Currently quanta are referred to as being both waves and particles, but both are forms of information/form. Energy drives the wave, while the fluctuations rise and fall, come and go, future to past. Like pretty much all aspects of life that we wonder why are transitory. Lives go birth to death, while life moves onto the next generation, shedding the old.
Now when we "see" a wave, the energy presents a spectrum, while when we "see" a particle, the energy has grounded into our testing apparatus, or rather the atomic structure of said device.
Like this dichotomy, the field is split as well, between those tending to see it as more particle and those seeing it as more wave.
String theory proposes there is some tiny vibrating string as the basis for the particles, but what that really means is there is some vibration, the source of which is assumed to be material.
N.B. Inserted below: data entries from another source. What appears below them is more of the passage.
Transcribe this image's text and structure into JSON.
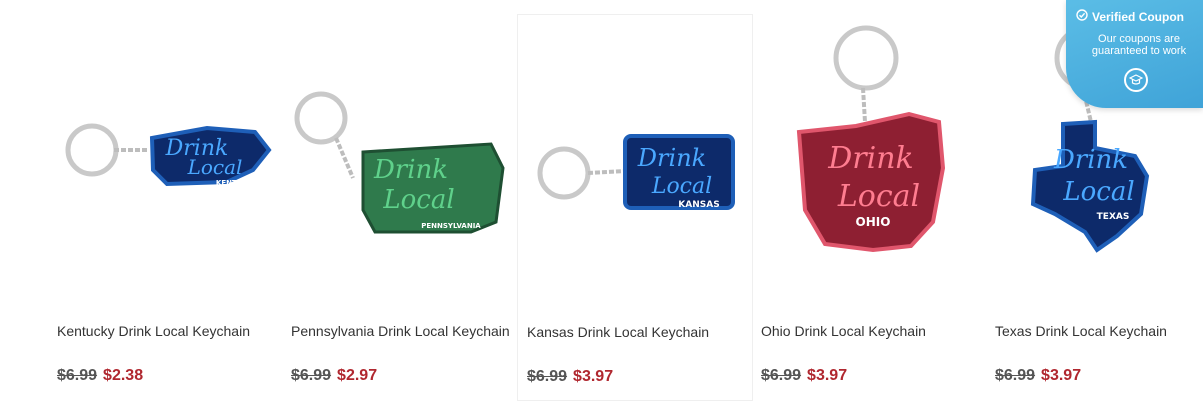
{
  "products": [
    {
      "title": "Kentucky Drink Local Keychain",
      "old_price": "$6.99",
      "new_price": "$2.38",
      "tag": "KENTUCKY"
    },
    {
      "title": "Pennsylvania Drink Local Keychain",
      "old_price": "$6.99",
      "new_price": "$2.97",
      "tag": "PENNSYLVANIA"
    },
    {
      "title": "Kansas Drink Local Keychain",
      "old_price": "$6.99",
      "new_price": "$3.97",
      "tag": "KANSAS"
    },
    {
      "title": "Ohio Drink Local Keychain",
      "old_price": "$6.99",
      "new_price": "$3.97",
      "tag": "OHIO"
    },
    {
      "title": "Texas Drink Local Keychain",
      "old_price": "$6.99",
      "new_price": "$3.97",
      "tag": "TEXAS"
    }
  ],
  "keychain_art": {
    "line1": "Drink",
    "line2": "Local"
  },
  "coupon": {
    "title": "Verified Coupon",
    "subtitle": "Our coupons are guaranteed to work",
    "icon": "graduation-cap-icon"
  },
  "colors": {
    "price_sale": "#b0272f",
    "coupon_bg": "#4ab0df",
    "blue_tag": "#0d2a6a",
    "green_tag": "#2f7a4c",
    "red_tag": "#a8243a"
  }
}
Yet is that a function of our own object oriented senses?
Consider the present; Events occur, from getting up in the morning, to conducting a physics experiment. Yet in order to be stored and remembered, more energy and structure has to be applied, or the energy of that moment quickly dissipates.
The only thing that can actually be "physical" is the energy, yet it is only the information it created that we can observe and measure.
Now consider that as physical organisms, our digestive, respiratory and circulatory systems are processing the energy driving us on, while it is the central nervous systems sorting and ordering the information, that fades into the past, in order to decide our subsequent actions.
When you really start peeling away the layers, those obsessed with their subfields of subfields, really look like so many Red Queens and Alices down their rabbit holes.
Complexity is part of a cycle of expansion and consolidation. When complexity overwhelms your computer, you have to reboot it. That is where physics is now.